I know that being nice can be a real challenge. Sometimes just not being a jerk is often easier than trying to figure out how to be nice. When you catch yourself in the act of one of these jerk-like behaviors, then stop. And then ask yourself what other action can you take instead that will have a more positive outcome? Virtually any other option is better than the one you’re about to follow through on. A good strategy is to keep an eye out for how these behaviors show up in your life in overt or even subtle ways. Once you recognize the patterns, you will be more equipped to prepare for them in a non-jerky way. By doing so, you will make life a whole lot better for yourself and all who work with you.

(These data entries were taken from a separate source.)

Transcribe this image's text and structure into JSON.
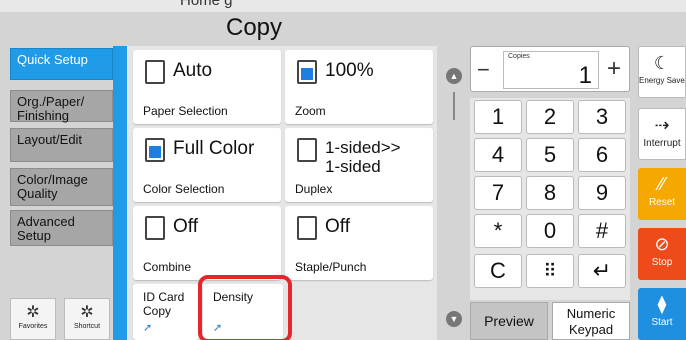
{
  "header": {
    "clipped_text": "Home g",
    "title": "Copy"
  },
  "nav": {
    "items": [
      {
        "label": "Quick Setup"
      },
      {
        "label": "Org./Paper/ Finishing"
      },
      {
        "label": "Layout/Edit"
      },
      {
        "label": "Color/Image Quality"
      },
      {
        "label": "Advanced Setup"
      }
    ],
    "favorites_label": "Favorites",
    "shortcut_label": "Shortcut"
  },
  "tiles": {
    "paper": {
      "value": "Auto",
      "label": "Paper Selection"
    },
    "zoom": {
      "value": "100%",
      "label": "Zoom"
    },
    "color": {
      "value": "Full Color",
      "label": "Color Selection"
    },
    "duplex": {
      "value_line1": "1-sided>>",
      "value_line2": "1-sided",
      "label": "Duplex"
    },
    "combine": {
      "value": "Off",
      "label": "Combine"
    },
    "staple": {
      "value": "Off",
      "label": "Staple/Punch"
    },
    "idcard": {
      "label_line1": "ID Card",
      "label_line2": "Copy"
    },
    "density": {
      "label": "Density"
    }
  },
  "copies": {
    "label": "Copies",
    "value": "1",
    "minus": "−",
    "plus": "+"
  },
  "keypad": {
    "keys": [
      "1",
      "2",
      "3",
      "4",
      "5",
      "6",
      "7",
      "8",
      "9",
      "*",
      "0",
      "#"
    ],
    "clear": "C",
    "dots": "⠿",
    "enter": "↵"
  },
  "preview_label": "Preview",
  "numeric_keypad": {
    "line1": "Numeric",
    "line2": "Keypad"
  },
  "side": {
    "energy": "Energy Saver",
    "interrupt": "Interrupt",
    "reset": "Reset",
    "stop": "Stop",
    "start": "Start"
  },
  "colors": {
    "accent": "#1f9be8",
    "reset": "#f5a800",
    "stop": "#ee4a1a",
    "start": "#1f8fe0",
    "highlight": "#e5262a"
  }
}
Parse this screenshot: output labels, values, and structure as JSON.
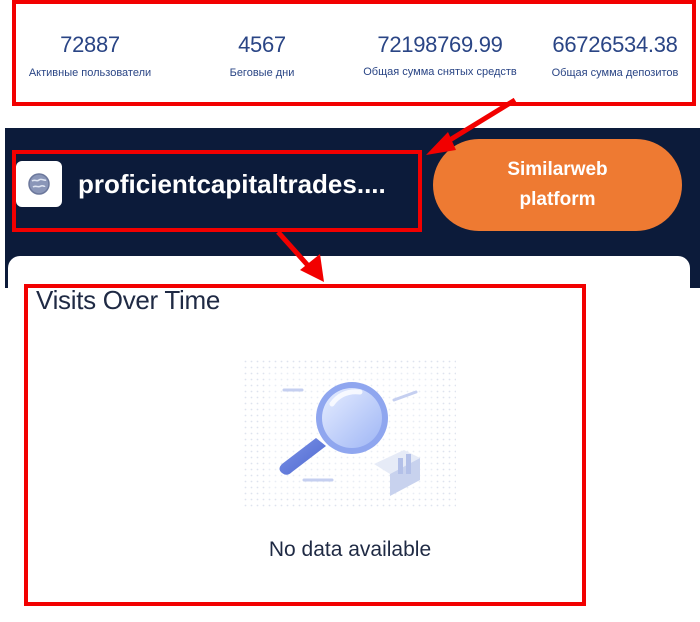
{
  "stats": [
    {
      "value": "72887",
      "label": "Активные пользователи"
    },
    {
      "value": "4567",
      "label": "Беговые дни"
    },
    {
      "value": "72198769.99",
      "label": "Общая сумма снятых средств"
    },
    {
      "value": "66726534.38",
      "label": "Общая сумма депозитов"
    }
  ],
  "site": {
    "domain": "proficientcapitaltrades...."
  },
  "cta": {
    "line1": "Similarweb",
    "line2": "platform"
  },
  "panel": {
    "title": "Visits Over Time",
    "empty_message": "No data available"
  },
  "colors": {
    "accent_orange": "#ee7a32",
    "dark_band": "#0c1b3a",
    "annotation_red": "#f20000",
    "stat_blue": "#2a4585"
  },
  "icons": {
    "site_icon": "globe-icon",
    "empty_illustration": "magnifier-illustration"
  }
}
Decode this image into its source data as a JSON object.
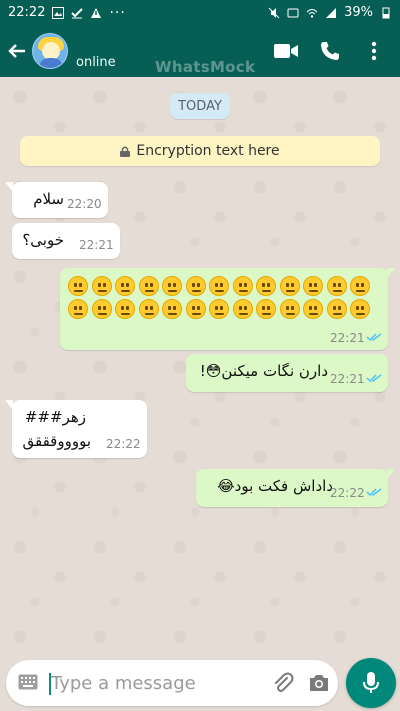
{
  "status_bar": {
    "time": "22:22",
    "more_indicator": "···",
    "battery_level": "39%",
    "icons": [
      "gallery-icon",
      "check-icon",
      "warning-icon",
      "mute-icon",
      "volte-icon",
      "wifi-icon",
      "signal-icon",
      "battery-icon"
    ]
  },
  "header": {
    "contact_name": "",
    "contact_status": "online",
    "watermark": "WhatsMock",
    "icons": [
      "back-arrow-icon",
      "avatar",
      "video-call-icon",
      "voice-call-icon",
      "more-vert-icon"
    ],
    "color": "#075e54"
  },
  "chat": {
    "date_chip": "TODAY",
    "encryption_notice": "Encryption text here",
    "messages": [
      {
        "direction": "in",
        "text": "سلام",
        "time": "22:20"
      },
      {
        "direction": "in",
        "text": "خوبی؟",
        "time": "22:21"
      },
      {
        "direction": "out",
        "text": "",
        "emoji": "neutral-face",
        "emoji_count": 26,
        "time": "22:21",
        "read": true
      },
      {
        "direction": "out",
        "text": "دارن نگات میکنن😳!",
        "time": "22:21",
        "read": true
      },
      {
        "direction": "in",
        "text": "زهر###",
        "text2": "بووووقققق",
        "time": "22:22"
      },
      {
        "direction": "out",
        "text": "داداش فکت بود😂",
        "time": "22:22",
        "read": true
      }
    ],
    "colors": {
      "incoming": "#ffffff",
      "outgoing": "#dcf8c6",
      "read_ticks": "#4fc3f7",
      "background": "#e5ddd5"
    }
  },
  "composer": {
    "placeholder": "Type a message",
    "value": "",
    "icons": [
      "keyboard-icon",
      "attach-icon",
      "camera-icon",
      "mic-icon"
    ],
    "send_color": "#00897b"
  }
}
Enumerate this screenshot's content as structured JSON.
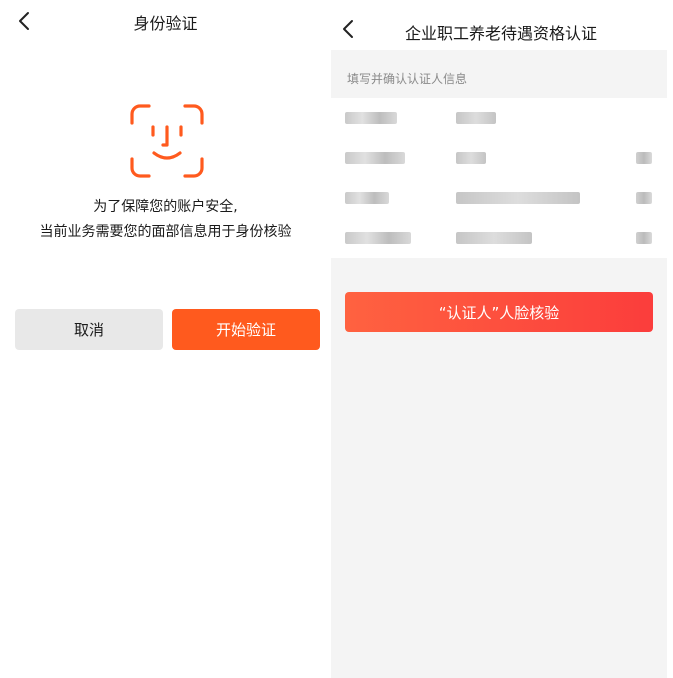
{
  "left_screen": {
    "title": "身份验证",
    "prompt_line1": "为了保障您的账户安全,",
    "prompt_line2": "当前业务需要您的面部信息用于身份核验",
    "cancel_label": "取消",
    "start_label": "开始验证"
  },
  "right_screen": {
    "title": "企业职工养老待遇资格认证",
    "section_label": "填写并确认认证人信息",
    "face_verify_label": "“认证人”人脸核验"
  },
  "colors": {
    "accent_orange": "#ff5a1e",
    "accent_red": "#fb3d3c",
    "face_icon": "#ff5a1e"
  },
  "icons": {
    "back": "chevron-left-icon",
    "face": "face-id-icon"
  }
}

Here's to your well being and the well being of all who meet you, know you, work with you and love you.

Tami Berry, M.D.

P.S. I hope you've enjoyed my Top 10 List: How Not To Be A Jerk. I would love to hear your thoughts and ideas, especially if you've had success not being a jerk today!

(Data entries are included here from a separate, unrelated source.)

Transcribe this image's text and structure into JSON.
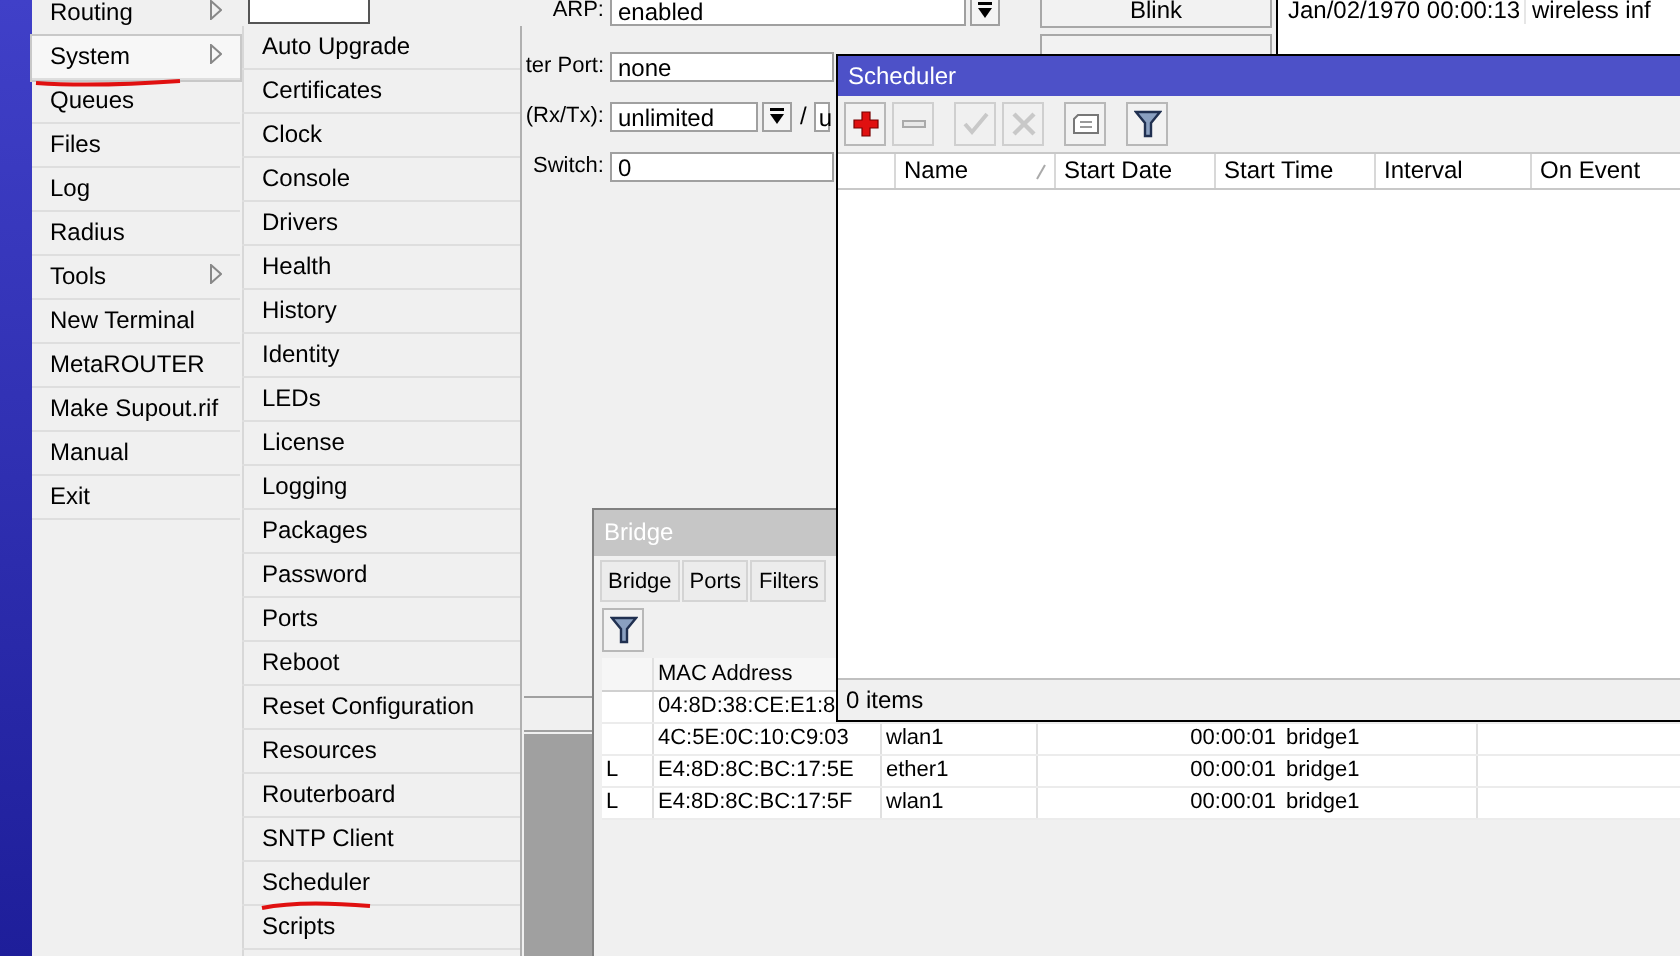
{
  "main_menu": {
    "items": [
      {
        "label": "Routing",
        "submenu": true,
        "selected": false,
        "underlined": false
      },
      {
        "label": "System",
        "submenu": true,
        "selected": true,
        "underlined": true
      },
      {
        "label": "Queues",
        "submenu": false,
        "selected": false,
        "underlined": false
      },
      {
        "label": "Files",
        "submenu": false,
        "selected": false,
        "underlined": false
      },
      {
        "label": "Log",
        "submenu": false,
        "selected": false,
        "underlined": false
      },
      {
        "label": "Radius",
        "submenu": false,
        "selected": false,
        "underlined": false
      },
      {
        "label": "Tools",
        "submenu": true,
        "selected": false,
        "underlined": false
      },
      {
        "label": "New Terminal",
        "submenu": false,
        "selected": false,
        "underlined": false
      },
      {
        "label": "MetaROUTER",
        "submenu": false,
        "selected": false,
        "underlined": false
      },
      {
        "label": "Make Supout.rif",
        "submenu": false,
        "selected": false,
        "underlined": false
      },
      {
        "label": "Manual",
        "submenu": false,
        "selected": false,
        "underlined": false
      },
      {
        "label": "Exit",
        "submenu": false,
        "selected": false,
        "underlined": false
      }
    ]
  },
  "system_submenu": {
    "items": [
      {
        "label": "Auto Upgrade",
        "underlined": false
      },
      {
        "label": "Certificates",
        "underlined": false
      },
      {
        "label": "Clock",
        "underlined": false
      },
      {
        "label": "Console",
        "underlined": false
      },
      {
        "label": "Drivers",
        "underlined": false
      },
      {
        "label": "Health",
        "underlined": false
      },
      {
        "label": "History",
        "underlined": false
      },
      {
        "label": "Identity",
        "underlined": false
      },
      {
        "label": "LEDs",
        "underlined": false
      },
      {
        "label": "License",
        "underlined": false
      },
      {
        "label": "Logging",
        "underlined": false
      },
      {
        "label": "Packages",
        "underlined": false
      },
      {
        "label": "Password",
        "underlined": false
      },
      {
        "label": "Ports",
        "underlined": false
      },
      {
        "label": "Reboot",
        "underlined": false
      },
      {
        "label": "Reset Configuration",
        "underlined": false
      },
      {
        "label": "Resources",
        "underlined": false
      },
      {
        "label": "Routerboard",
        "underlined": false
      },
      {
        "label": "SNTP Client",
        "underlined": false
      },
      {
        "label": "Scheduler",
        "underlined": true
      },
      {
        "label": "Scripts",
        "underlined": false
      }
    ]
  },
  "interface_window": {
    "fields": [
      {
        "label": "ARP:",
        "value": "enabled",
        "kind": "dropdown"
      },
      {
        "label": "ter Port:",
        "value": "none",
        "kind": "text"
      },
      {
        "label": "(Rx/Tx):",
        "value": "unlimited",
        "kind": "rate",
        "separator": "/",
        "value_2": "u"
      },
      {
        "label": "Switch:",
        "value": "0",
        "kind": "text"
      }
    ],
    "button": "Blink"
  },
  "log_panel": {
    "entries": [
      {
        "time": "Jan/02/1970 00:00:13",
        "message": "wireless inf"
      }
    ]
  },
  "bridge_window": {
    "title": "Bridge",
    "tabs": [
      "Bridge",
      "Ports",
      "Filters"
    ],
    "table": {
      "columns": {
        "mac_address": "MAC Address"
      },
      "rows": [
        {
          "mac_address": "04:8D:38:CE:E1:8"
        },
        {
          "mac_address": "4C:5E:0C:10:C9:03",
          "column_3": "wlan1",
          "column_5": "00:00:01",
          "column_6": "bridge1"
        },
        {
          "column_1": "L",
          "mac_address": "E4:8D:8C:BC:17:5E",
          "column_3": "ether1",
          "column_5": "00:00:01",
          "column_6": "bridge1"
        },
        {
          "column_1": "L",
          "mac_address": "E4:8D:8C:BC:17:5F",
          "column_3": "wlan1",
          "column_5": "00:00:01",
          "column_6": "bridge1"
        }
      ]
    }
  },
  "scheduler_window": {
    "title": "Scheduler",
    "toolbar": [
      {
        "kind": "add",
        "disabled": false
      },
      {
        "kind": "remove",
        "disabled": true
      },
      {
        "kind": "enable",
        "disabled": true
      },
      {
        "kind": "disable",
        "disabled": true
      },
      {
        "kind": "comment",
        "disabled": false
      },
      {
        "kind": "filter",
        "disabled": false
      }
    ],
    "columns": [
      "Name",
      "Start Date",
      "Start Time",
      "Interval",
      "On Event"
    ],
    "status": "0 items"
  }
}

Honorable Mention: This blog was inspired by the work of Marshall Goldsmith, specifically his book titled What Got You Here Won't Get You There. A great read from a world-renowned leadership guru. I highly encourage you to pick it up if you have the time. One of my favorite ideas that I took from this book is to decide to stop doing what harms you or others. Instead of making a to-do list today, I made a stop-it list. At the top of my 'stop-it' list was stop procrastinating and write this post! I hope it helps you.